Wednesday, December 8, 2010

Communicating Climate Change

In an effort to combat misinformation about climate change during the UN negotiations in Cancun this week, the American Geophysical Union (AGU) -- a non-profit scientific organization with more than 58,000 members -- launched a Climate Question & Answer Service for journalists. The program is part of a recent effort by scientists to be more proactive in communicating the science of climate change to the public, but it draws a line at questions of policy. In reality the line between science and policy is slightly fuzzy, and scientists need to formulate a coherent strategy to have any chance of success.

Climate scientists have come a long way in their thinking about public relations since the release of the last report by the UN Intergovernmental Panel on Climate Change (IPCC) in 2007. At a press conference in Paris associated with that release, lead author Susan Solomon of the National Oceanic and Atmospheric Administration declined to comment on how society should respond to the climate crisis. "I honestly believe that it would be a much better service for me to keep my personal opinions separate," she said. Her response is now regarded as one of the greatest missed opportunities to frame the public debate about climate policy. Solomon and the IPCC team went on to receive the Nobel Peace Prize for their work, along with Al Gore.

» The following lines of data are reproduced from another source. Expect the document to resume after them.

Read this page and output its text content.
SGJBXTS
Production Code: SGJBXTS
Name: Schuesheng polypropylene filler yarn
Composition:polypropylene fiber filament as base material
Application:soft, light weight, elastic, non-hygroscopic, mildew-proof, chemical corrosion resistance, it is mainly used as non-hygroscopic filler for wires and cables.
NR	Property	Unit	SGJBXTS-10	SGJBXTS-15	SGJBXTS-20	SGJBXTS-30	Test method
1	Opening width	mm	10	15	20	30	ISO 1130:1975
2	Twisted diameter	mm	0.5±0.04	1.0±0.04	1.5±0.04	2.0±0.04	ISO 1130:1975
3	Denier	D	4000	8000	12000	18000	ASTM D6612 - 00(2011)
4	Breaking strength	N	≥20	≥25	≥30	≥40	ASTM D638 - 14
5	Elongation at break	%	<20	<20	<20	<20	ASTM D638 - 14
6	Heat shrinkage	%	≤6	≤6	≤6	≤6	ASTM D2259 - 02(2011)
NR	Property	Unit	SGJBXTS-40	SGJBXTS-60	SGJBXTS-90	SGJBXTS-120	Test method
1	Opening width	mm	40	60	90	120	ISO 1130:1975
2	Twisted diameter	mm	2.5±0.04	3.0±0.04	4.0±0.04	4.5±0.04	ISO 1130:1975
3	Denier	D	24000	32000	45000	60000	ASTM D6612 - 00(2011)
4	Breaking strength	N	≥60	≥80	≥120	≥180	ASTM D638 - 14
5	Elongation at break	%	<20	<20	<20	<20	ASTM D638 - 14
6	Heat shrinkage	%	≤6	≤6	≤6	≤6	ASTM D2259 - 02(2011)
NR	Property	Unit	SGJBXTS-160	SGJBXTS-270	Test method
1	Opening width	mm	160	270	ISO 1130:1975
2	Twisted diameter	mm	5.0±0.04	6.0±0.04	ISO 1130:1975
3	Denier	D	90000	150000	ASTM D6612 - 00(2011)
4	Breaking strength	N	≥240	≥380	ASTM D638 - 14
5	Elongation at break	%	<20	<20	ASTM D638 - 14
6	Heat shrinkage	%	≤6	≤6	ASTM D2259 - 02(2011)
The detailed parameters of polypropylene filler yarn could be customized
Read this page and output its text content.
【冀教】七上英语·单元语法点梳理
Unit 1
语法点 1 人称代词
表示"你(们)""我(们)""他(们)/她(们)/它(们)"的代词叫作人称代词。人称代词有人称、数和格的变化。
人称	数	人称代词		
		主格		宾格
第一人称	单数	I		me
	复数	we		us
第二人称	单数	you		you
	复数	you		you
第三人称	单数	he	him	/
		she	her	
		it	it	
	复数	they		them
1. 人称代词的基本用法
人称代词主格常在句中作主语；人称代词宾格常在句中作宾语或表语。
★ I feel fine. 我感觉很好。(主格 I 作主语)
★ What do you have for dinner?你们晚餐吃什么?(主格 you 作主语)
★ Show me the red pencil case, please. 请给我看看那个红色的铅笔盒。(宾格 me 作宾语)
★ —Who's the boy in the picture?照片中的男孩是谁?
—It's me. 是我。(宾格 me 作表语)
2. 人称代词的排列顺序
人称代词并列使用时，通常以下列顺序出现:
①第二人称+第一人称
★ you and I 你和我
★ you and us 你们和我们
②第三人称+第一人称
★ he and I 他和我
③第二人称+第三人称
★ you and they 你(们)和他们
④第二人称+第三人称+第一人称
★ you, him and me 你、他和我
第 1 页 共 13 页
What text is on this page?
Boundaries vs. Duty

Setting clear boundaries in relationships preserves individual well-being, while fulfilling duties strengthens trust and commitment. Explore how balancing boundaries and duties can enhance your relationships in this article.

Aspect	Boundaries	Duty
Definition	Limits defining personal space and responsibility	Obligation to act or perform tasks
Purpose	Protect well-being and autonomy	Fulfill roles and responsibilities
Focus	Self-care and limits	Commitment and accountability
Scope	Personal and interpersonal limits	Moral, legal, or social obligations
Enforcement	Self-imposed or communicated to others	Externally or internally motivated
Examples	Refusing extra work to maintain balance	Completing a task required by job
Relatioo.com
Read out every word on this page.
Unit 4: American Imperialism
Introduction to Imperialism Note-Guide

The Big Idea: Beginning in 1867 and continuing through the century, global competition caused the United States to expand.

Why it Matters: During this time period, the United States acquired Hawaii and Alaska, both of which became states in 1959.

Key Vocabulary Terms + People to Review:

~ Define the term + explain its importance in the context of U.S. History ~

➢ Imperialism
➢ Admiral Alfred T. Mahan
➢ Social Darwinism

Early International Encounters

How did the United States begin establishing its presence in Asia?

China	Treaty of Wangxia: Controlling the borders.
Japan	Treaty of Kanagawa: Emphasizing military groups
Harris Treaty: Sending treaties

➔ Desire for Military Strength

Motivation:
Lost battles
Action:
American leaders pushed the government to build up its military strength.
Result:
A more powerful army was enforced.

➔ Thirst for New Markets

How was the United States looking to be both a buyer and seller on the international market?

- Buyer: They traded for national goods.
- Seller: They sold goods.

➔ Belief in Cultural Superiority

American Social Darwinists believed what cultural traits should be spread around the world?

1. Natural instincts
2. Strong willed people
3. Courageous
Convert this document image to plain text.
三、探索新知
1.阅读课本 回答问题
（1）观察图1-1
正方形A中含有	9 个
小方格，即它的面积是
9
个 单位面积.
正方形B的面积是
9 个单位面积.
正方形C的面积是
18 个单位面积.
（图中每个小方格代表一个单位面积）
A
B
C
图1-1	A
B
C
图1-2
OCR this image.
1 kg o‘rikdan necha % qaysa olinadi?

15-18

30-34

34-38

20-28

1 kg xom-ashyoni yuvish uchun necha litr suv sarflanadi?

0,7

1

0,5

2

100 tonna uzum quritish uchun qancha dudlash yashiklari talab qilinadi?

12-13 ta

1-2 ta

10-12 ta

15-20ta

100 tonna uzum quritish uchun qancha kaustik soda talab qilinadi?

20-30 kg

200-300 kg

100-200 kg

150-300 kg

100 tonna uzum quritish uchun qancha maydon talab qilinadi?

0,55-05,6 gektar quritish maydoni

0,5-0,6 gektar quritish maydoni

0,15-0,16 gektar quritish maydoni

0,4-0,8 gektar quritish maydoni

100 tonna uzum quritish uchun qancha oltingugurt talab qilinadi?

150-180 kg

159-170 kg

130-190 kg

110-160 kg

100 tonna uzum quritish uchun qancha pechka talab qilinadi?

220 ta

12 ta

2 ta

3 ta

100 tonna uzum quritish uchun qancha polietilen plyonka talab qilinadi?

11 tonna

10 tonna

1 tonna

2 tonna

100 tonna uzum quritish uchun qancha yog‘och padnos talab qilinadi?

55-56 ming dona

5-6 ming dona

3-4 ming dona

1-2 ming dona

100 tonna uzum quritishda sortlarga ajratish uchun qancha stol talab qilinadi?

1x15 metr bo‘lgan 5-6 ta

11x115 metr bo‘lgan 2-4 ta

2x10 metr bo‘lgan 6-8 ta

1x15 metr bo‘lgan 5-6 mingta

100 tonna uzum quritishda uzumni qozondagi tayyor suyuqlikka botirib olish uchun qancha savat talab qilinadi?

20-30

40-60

Given the persistent misinformation and outright falsehoods perpetuated by some media outlets and politicians, the new question and answer service is a step in the right direction. Journalists who are unsure about how to report on some technical issue -- or who are confronted with unsubstantiated claims from global warming skeptics -- now have the ability to fact check. As part of the pilot program, more than 700 PhD climate scientists volunteered to answer questions from a shared email box over a period of 10 weeks around the UN negotiations in Cancun. But the "AGU explicitly requests participating scientists not to comment on policy", and questions "relating to policy, ethics, and economics will be returned to sender". In other words "just the facts". Unlike these scientists, politicians and media pundits are not constrained by the facts -- so ultimately this approach may still be a losing strategy.

I have several ideas for a more successful media strategy by scientists. First, the answer to a question about policy does not need to be political to be useful. For example: "Over the next several decades society must dramatically reduce its emissions of heat-trapping pollution into the atmosphere. How this is accomplished, and on what timeline, are questions that must be answered by policy makers." Second, scientists should try to frame climate change as a form of debt being left to future generations. The same conservatives who are concerned about passing a $14 trillion national debt to their grandchildren are also opposed to any action on climate change. Finally, rather than talk about "avoiding the worst impacts of climate change", it's time to focus on the inescapable impacts that we will see in our lifetimes. For example: "No matter what we do now, by the middle of the century the global climate will warm by at least 4 degrees Fahrenheit. The only thing we can control now is the sort of planet that our grandchildren will inherit from us."

By re-framing the debate about climate change policy, and by shifting the focus to the immediate impacts that are both certain and unavoidable, scientists can jump start the necessary response by society. When people understand that it is "too late" to avoid severe impacts during their lifetime, they just might skip over the denial, focus their anger, and begin bargaining.